Так вот, в тот день, на вечере в «Мемориале», я был без машины, и Егор предложил завезти меня домой. И по дороге у нас вспыхнул жаркий спор. «Пусть эти два следователя не правы, — доказывал он, — но поддержать их сейчас надо хотя бы из политических соображений. Их наступление на Лигачева и других только на руку демократам». Я возражал, он настаивал. Мы повысили голос. Я раскипятился. Крикнул: «Останови машину, я выйду». Полемику прекратила его жена Ира. «Хватит, — сказала, — а ну-ка успокойтесь».
Придя домой, я тут же написал короткую заметку: мой товарищ, глубоко порядочный человек, готов поддержать следователей-фальсификаторов «из политических соображений». Как часто слышали мы такую дежурную мотивировку, оправдывающую любой произвол в самые страшные годы.
Заметку я отнес не в свою «Литературку», а к Егору, в «Московские новости».
Назавтра он мне позвонил. Сказал сердито: «Приходи, прочти полосу. Материал я поставил в номер».
Сегодня, когда улеглись тогдашние страсти и давно уже никто не ждет от былых кумиров героических подвигов, я отчетливее, кажется, вижу то, что в пылу спора, стремясь пробить стену непонимания, еще не готов был осознать: нет, не могли, не в состоянии были люди, все общество, иначе воспринять обличительные речи двух следователей, их обещание рассказать нам всю правду. Слишком натерпелись мы от вседозволенности власть имущих, от творимого ими беспредела, от их безнаказанности. А если борцы с ними и перегнут где-то палку, добавят лишку, то — не беда. По сравнению с тем, что творили и творят хозяева жизни, — это такая малость! Да и мои отчаянные потуги ссылаться на законность теперь, когда общество пришло в движение, начало раскрепощаться, уже казались в лучшем случае смешными, но чаще вызывали, да и не могли не вызывать, протест, возмущение. Люди на собственном опыте знали, что законности в точном смысле этого слова у нас фактически никогда не существовало, она превращена была в блеф, в голую абстракцию. За газетные призывы к ней долгие годы хватались лишь как за последнюю соломинку, от полной безнадежности. Но теперь, после того как многие вещи наконец стали называть своим именем, любые разговоры о ней уже зазвучали дразнилкой, фальшью и притворством.
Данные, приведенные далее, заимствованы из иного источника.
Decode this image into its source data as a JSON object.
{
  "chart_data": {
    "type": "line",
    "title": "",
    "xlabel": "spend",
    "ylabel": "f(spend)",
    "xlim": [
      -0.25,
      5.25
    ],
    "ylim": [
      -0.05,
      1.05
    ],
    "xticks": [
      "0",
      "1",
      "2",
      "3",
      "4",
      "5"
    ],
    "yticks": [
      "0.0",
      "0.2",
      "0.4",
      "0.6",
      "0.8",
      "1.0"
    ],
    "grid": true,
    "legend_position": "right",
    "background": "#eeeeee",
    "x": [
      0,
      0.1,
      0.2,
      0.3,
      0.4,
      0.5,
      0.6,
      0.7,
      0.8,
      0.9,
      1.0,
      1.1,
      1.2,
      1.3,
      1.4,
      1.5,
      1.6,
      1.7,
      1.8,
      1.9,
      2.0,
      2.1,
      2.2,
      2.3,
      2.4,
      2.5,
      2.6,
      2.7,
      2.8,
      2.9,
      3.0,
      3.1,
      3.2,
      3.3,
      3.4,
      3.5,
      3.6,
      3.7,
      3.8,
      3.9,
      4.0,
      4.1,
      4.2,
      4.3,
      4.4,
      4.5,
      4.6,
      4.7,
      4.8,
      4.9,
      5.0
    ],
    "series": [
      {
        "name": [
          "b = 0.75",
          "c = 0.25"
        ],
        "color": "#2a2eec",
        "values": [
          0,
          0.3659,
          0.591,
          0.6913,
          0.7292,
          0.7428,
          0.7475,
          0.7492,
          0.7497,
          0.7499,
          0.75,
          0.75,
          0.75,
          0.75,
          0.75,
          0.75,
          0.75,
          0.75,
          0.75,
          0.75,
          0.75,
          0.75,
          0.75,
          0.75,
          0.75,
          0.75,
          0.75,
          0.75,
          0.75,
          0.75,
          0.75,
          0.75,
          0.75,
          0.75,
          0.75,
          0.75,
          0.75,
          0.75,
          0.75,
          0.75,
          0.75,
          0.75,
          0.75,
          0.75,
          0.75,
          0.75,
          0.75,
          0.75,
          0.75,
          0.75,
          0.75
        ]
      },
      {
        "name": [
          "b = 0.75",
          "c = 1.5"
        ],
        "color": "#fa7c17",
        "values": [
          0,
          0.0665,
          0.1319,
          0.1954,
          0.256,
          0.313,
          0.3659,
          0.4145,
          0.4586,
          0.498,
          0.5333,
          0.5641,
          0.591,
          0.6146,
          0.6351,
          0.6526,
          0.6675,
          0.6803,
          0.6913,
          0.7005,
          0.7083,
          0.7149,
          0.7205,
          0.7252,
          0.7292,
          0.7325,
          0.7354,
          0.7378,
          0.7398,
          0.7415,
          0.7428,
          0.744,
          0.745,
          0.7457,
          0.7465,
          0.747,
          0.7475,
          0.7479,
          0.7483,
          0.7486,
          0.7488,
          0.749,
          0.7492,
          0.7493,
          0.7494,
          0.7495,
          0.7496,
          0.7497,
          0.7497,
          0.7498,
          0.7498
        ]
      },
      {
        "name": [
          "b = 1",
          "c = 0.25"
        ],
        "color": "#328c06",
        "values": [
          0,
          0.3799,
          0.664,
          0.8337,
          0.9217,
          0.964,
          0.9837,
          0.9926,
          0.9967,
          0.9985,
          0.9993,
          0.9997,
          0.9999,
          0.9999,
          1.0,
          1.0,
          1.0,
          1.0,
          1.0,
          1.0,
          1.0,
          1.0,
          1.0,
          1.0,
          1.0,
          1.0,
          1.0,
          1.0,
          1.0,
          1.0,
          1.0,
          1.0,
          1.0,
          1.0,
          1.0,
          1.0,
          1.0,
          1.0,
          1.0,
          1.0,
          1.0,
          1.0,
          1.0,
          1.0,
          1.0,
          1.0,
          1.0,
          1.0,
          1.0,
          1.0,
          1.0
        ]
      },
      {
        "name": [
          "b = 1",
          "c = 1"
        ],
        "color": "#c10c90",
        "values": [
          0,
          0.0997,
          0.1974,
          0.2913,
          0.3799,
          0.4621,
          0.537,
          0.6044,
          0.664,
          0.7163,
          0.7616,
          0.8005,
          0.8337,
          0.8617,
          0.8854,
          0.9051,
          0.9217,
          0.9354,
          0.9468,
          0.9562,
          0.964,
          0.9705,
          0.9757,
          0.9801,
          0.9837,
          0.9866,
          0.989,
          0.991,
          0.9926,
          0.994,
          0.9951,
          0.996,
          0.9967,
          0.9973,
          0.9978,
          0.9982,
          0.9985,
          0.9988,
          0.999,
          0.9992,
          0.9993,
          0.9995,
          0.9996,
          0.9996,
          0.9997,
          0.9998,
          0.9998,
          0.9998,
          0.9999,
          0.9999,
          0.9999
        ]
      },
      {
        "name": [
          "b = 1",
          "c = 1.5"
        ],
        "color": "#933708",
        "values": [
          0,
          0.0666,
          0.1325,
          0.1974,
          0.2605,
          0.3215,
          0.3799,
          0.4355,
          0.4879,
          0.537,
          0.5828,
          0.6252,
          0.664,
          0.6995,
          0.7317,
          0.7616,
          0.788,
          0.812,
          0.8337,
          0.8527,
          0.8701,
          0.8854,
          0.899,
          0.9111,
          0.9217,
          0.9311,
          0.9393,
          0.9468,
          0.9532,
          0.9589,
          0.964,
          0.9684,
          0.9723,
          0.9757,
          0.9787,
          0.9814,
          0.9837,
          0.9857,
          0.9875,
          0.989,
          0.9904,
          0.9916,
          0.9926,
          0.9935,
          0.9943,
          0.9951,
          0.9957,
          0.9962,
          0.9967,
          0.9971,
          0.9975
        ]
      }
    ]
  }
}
После тягостного вечера в ЦДЛ я уехал работать в подмосковное Переделкино, в писательский Дом творчества. Туда позвонил мой знакомый, тоже работник прокуратуры. Сказал, что хотел бы с женой запросто меня навестить.
Когда после ужина мы прогуливались в парке, знакомый отвел меня в сторону и доверительно сказал: «Я должен вас предупредить. Кое-кого вы очень раздражили. Зачем вам лезть на рожон? Вы, наверное, недооцениваете всей опасности, которая вам грозит. Будьте осторожны».